Через два дня имам в сопровождении восьми мюридов возвращался в Черкей из соседнего аула Кураная. Аул был небольшой, всего сорок дворов, но при его мечети находилась особенно любовно отделанная и уютная завия[50]
, и Гази-Магомед, как только представлялась возможность, посещал эту мечеть и подолгу в молитве и сосредоточенном раздумье проводил там время. Сейчас, когда развернулась большая война с русскими, он провел два дня в посте и молитве.Подъезжая к Черкею, верстах в семи от аула имам увидел группу мюридов, человек в двадцать пять, из отряда шиха Али-Мурзы, сражавшегося с русскими довольно далеко отсюда. Мюриды почтительными приветствиями встретили имама. Они окружили его, жадно и восхищенно глядя в лицо Гази-Магомеда.
— Благословение аллаха и милость пророка да будут с вами, братья, — сказал имам. — Когда прибыли к нам и зачем так быстро возвращаетесь обратно?
— Имам, мы приехали в Черкей вчера утром.
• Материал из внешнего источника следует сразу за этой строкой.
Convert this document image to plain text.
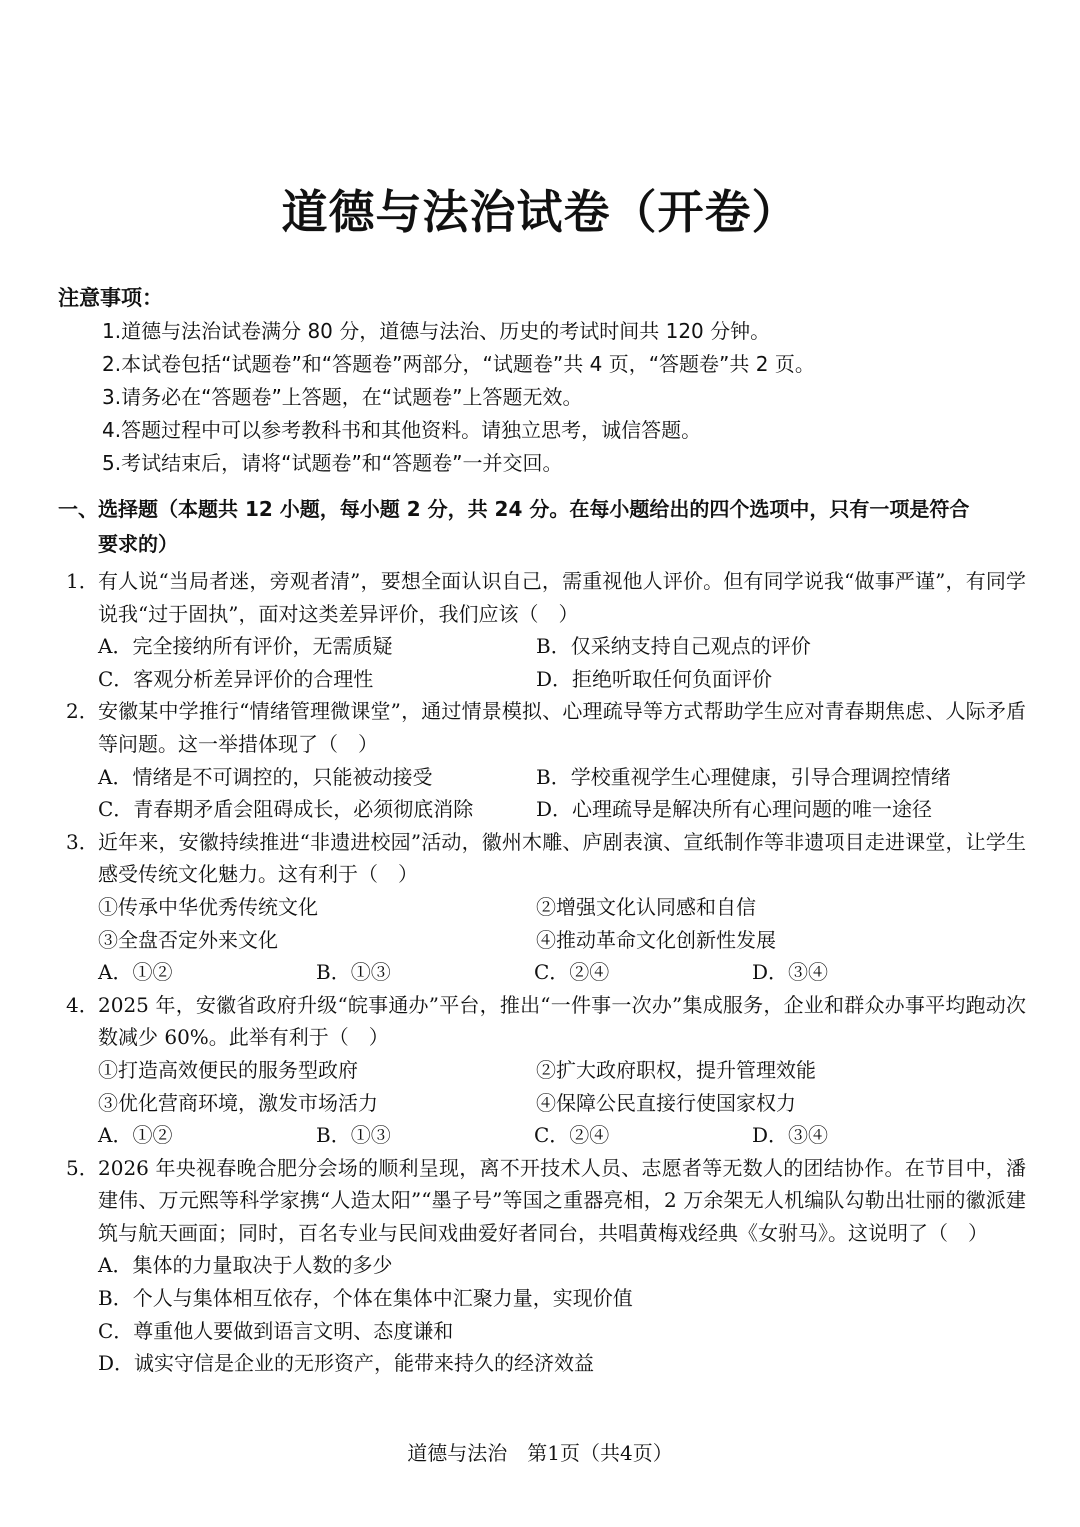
道德与法治试卷（开卷）
注意事项：
1.道德与法治试卷满分 80 分，道德与法治、历史的考试时间共 120 分钟。
2.本试卷包括“试题卷”和“答题卷”两部分，“试题卷”共 4 页，“答题卷”共 2 页。
3.请务必在“答题卷”上答题，在“试题卷”上答题无效。
4.答题过程中可以参考教科书和其他资料。请独立思考，诚信答题。
5.考试结束后，请将“试题卷”和“答题卷”一并交回。
一、选择题（本题共 12 小题，每小题 2 分，共 24 分。在每小题给出的四个选项中，只有一项是符合
要求的）
1． 有人说“当局者迷，旁观者清”，要想全面认识自己，需重视他人评价。但有同学说我“做事严谨”，有同学说我“过于固执”，面对这类差异评价，我们应该（　）
A．完全接纳所有评价，无需质疑	B．仅采纳支持自己观点的评价
C．客观分析差异评价的合理性	D．拒绝听取任何负面评价
2． 安徽某中学推行“情绪管理微课堂”，通过情景模拟、心理疏导等方式帮助学生应对青春期焦虑、人际矛盾等问题。这一举措体现了（　）
A．情绪是不可调控的，只能被动接受	B．学校重视学生心理健康，引导合理调控情绪
C．青春期矛盾会阻碍成长，必须彻底消除	D．心理疏导是解决所有心理问题的唯一途径
3． 近年来，安徽持续推进“非遗进校园”活动，徽州木雕、庐剧表演、宣纸制作等非遗项目走进课堂，让学生感受传统文化魅力。这有利于（　）
①传承中华优秀传统文化	②增强文化认同感和自信
③全盘否定外来文化	④推动革命文化创新性发展
A．①②	B．①③	C．②④	D．③④
4． 2025 年，安徽省政府升级“皖事通办”平台，推出“一件事一次办”集成服务，企业和群众办事平均跑动次数减少 60%。此举有利于（　）
①打造高效便民的服务型政府	②扩大政府职权，提升管理效能
③优化营商环境，激发市场活力	④保障公民直接行使国家权力
A．①②	B．①③	C．②④	D．③④
5． 2026 年央视春晚合肥分会场的顺利呈现，离不开技术人员、志愿者等无数人的团结协作。在节目中，潘建伟、万元熙等科学家携“人造太阳”“墨子号”等国之重器亮相，2 万余架无人机编队勾勒出壮丽的徽派建筑与航天画面；同时，百名专业与民间戏曲爱好者同台，共唱黄梅戏经典《女驸马》。这说明了（　）
A．集体的力量取决于人数的多少
B．个人与集体相互依存，个体在集体中汇聚力量，实现价值
C．尊重他人要做到语言文明、态度谦和
D．诚实守信是企业的无形资产，能带来持久的经济效益
道德与法治　第1页（共4页）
За сутки и мы, и наши кони отдохнули, а война с русскими не позволяет нам задерживаться в гостях, — ответил старший из мюридов, молодой тавлинец из Гоцатля.
— Знаю, — коротко сказал Гази-Магомед. — Зачем были в Черкее?
— Привезли арестованного мюрида, бывшего нашего командира, Герай-бека аварского… родича почтенного Гамзат-бека, да продлит аллах его дни!
— В чем провинился Герай-бек?
Молодой тавлинец с удивлением посмотрел на имама.
— Его арестовали по твоему приказу, имам.
— Знаю! Но что сделал этот человек?
— Он забрал себе лучшую часть добычи, взятой нами у русских, лучших коней, отбитых у казаков, утаил деньги, захваченные в казне урусов, отослал к себе в Аварию большую часть скота, сахара, оружия, взятого у неверных. Поступил как вор, а не ших и руководитель мюридов, — твердо, догадываясь, зачем так подробно расспрашивает его имам, ответил тавлинец.